For these reasons, we decided to use Protobuf as our event serializer. We still had to be careful with how it works in order to serve the backwards and forwards compatibility features, but this is beyond the scope of this post. You can read more about Protobuf here.
message BotDeletionSubject {
string event_id = 1;
google.protobuf.Timestamp timestamp = 2;
int32 version = 3;
string bot_id = 4;
enum EventType {
EVENT_TYPE_UNSPECIFIED = 0;
EVENT_TYPE_REQUEST_PLACED = 1;
}
EventType event_type = 5;
oneof event {
RequestPlaced request_placed = 10;
}
message RequestPlaced {
google.protobuf.Timestamp placed_at = 1;
}
}
Summary
We were able to design a solution for withstanding a long running process in our architecture by introducing an event-driven system that decouples the placement of the request from the actual processing.
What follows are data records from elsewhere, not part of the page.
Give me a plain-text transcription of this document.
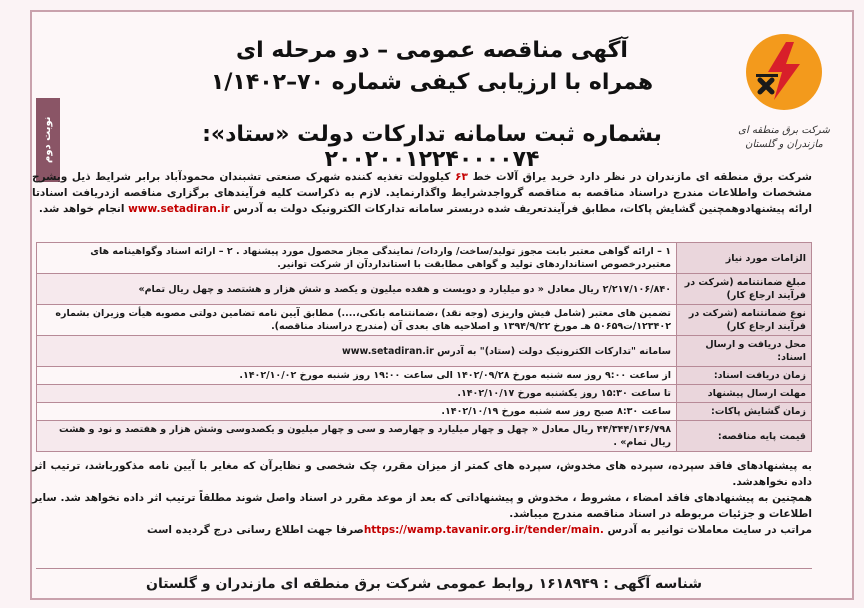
نوبت دوم	شرکت برق منطقه ای
مازندران و گلستان
آگهی مناقصه عمومی – دو مرحله ای
همراه با ارزیابی کیفی شماره ۷۰–۱/۱۴۰۲
بشماره ثبت سامانه تدارکات دولت «ستاد»: ۲۰۰۲۰۰۱۲۲۴۰۰۰۰۷۴
شرکت برق منطقه ای مازندران در نظر دارد خرید یراق آلات خط ۶۳ کیلوولت تغذیه کننده شهرک صنعتی تشبندان محمودآباد برابر شرایط ذیل وبشرح مشخصات واطلاعات مندرج دراسناد مناقصه به مناقصه گرواجدشرایط واگذارنماید. لازم به ذکراست کلیه فرآیندهای برگزاری مناقصه ازدریافت اسنادتا ارائه پیشنهادوهمچنین گشایش پاکات، مطابق فرآیندتعریف شده دربستر سامانه تدارکات الکترونیک دولت به آدرس www.setadiran.ir انجام خواهد شد.
الزامات مورد نیاز	۱ – ارائه گواهی معتبر بابت مجوز تولید/ساخت/ واردات/ نمایندگی مجاز محصول مورد پیشنهاد . ۲ – ارائه اسناد وگواهینامه های معتبردرخصوص استانداردهای تولید و گواهی مطابقت با استانداردآن از شرکت توانیر.
مبلغ ضمانتنامه (شرکت در فرآیند ارجاع کار)	۲/۲۱۷/۱۰۶/۸۴۰ ریال معادل « دو میلیارد و دویست و هفده میلیون و یکصد و شش هزار و هشتصد و چهل ریال تمام»
نوع ضمانتنامه (شرکت در فرآیند ارجاع کار)	تضمین های معتبر (شامل فیش واریزی (وجه نقد) ،ضمانتنامه بانکی،....) مطابق آیین نامه تضامین دولتی مصوبه هیأت وزیران بشماره ۱۲۳۴۰۲/ت۵۰۶۵۹ هـ مورخ ۱۳۹۴/۹/۲۲ و اصلاحیه های بعدی آن (مندرج دراسناد مناقصه).
محل دریافت و ارسال اسناد:	سامانه "تدارکات الکترونیک دولت (ستاد)" به آدرس www.setadiran.ir
زمان دریافت اسناد:	از ساعت ۹:۰۰ روز سه شنبه مورخ ۱۴۰۲/۰۹/۲۸ الی ساعت ۱۹:۰۰ روز شنبه مورخ ۱۴۰۲/۱۰/۰۲.
مهلت ارسال پیشنهاد	تا ساعت ۱۵:۳۰ روز یکشنبه مورخ ۱۴۰۲/۱۰/۱۷.
زمان گشایش پاکات:	ساعت ۸:۳۰ صبح روز سه شنبه مورخ ۱۴۰۲/۱۰/۱۹.
قیمت پایه مناقصه:	۴۴/۳۴۴/۱۳۶/۷۹۸ ریال معادل « چهل و چهار میلیارد و چهارصد و سی و چهار میلیون و یکصدوسی وشش هزار و هفتصد و نود و هشت ریال تمام» .
به پیشنهادهای فاقد سپرده، سپرده های مخدوش، سپرده های کمتر از میزان مقرر، چک شخصی و نظایرآن که مغایر با آیین نامه مذکورباشد، ترتیب اثر داده نخواهدشد.
همچنین به پیشنهادهای فاقد امضاء ، مشروط ، مخدوش و پیشنهاداتی که بعد از موعد مقرر در اسناد واصل شوند مطلقاً ترتیب اثر داده نخواهد شد. سایر اطلاعات و جزئیات مربوطه در اسناد مناقصه مندرج میباشد.
مراتب در سایت معاملات توانیر به آدرس https://wamp.tavanir.org.ir/tender/main.صرفا جهت اطلاع رسانی درج گردیده است
شناسه آگهی : ۱۶۱۸۹۴۹
روابط عمومی شرکت برق منطقه ای مازندران و گلستان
We were also able to add some fault tolerance capabilities owing to the retry-ability we get from a Pub/Sub system.
Our design also took recovery from failures into account, and we were able to design flows that help us recover failed jobs that can happen for several reasons, whether our application was able to catch them or not.
We made use of a serializer like Protobuf in order to enforce a schema between the publishers and the consumers. Using that, we were also able to decouple the scaling of publishers and consumers and allow that to happen independently, owing to the backwards and forwards compatibility features that Protobuf gives us.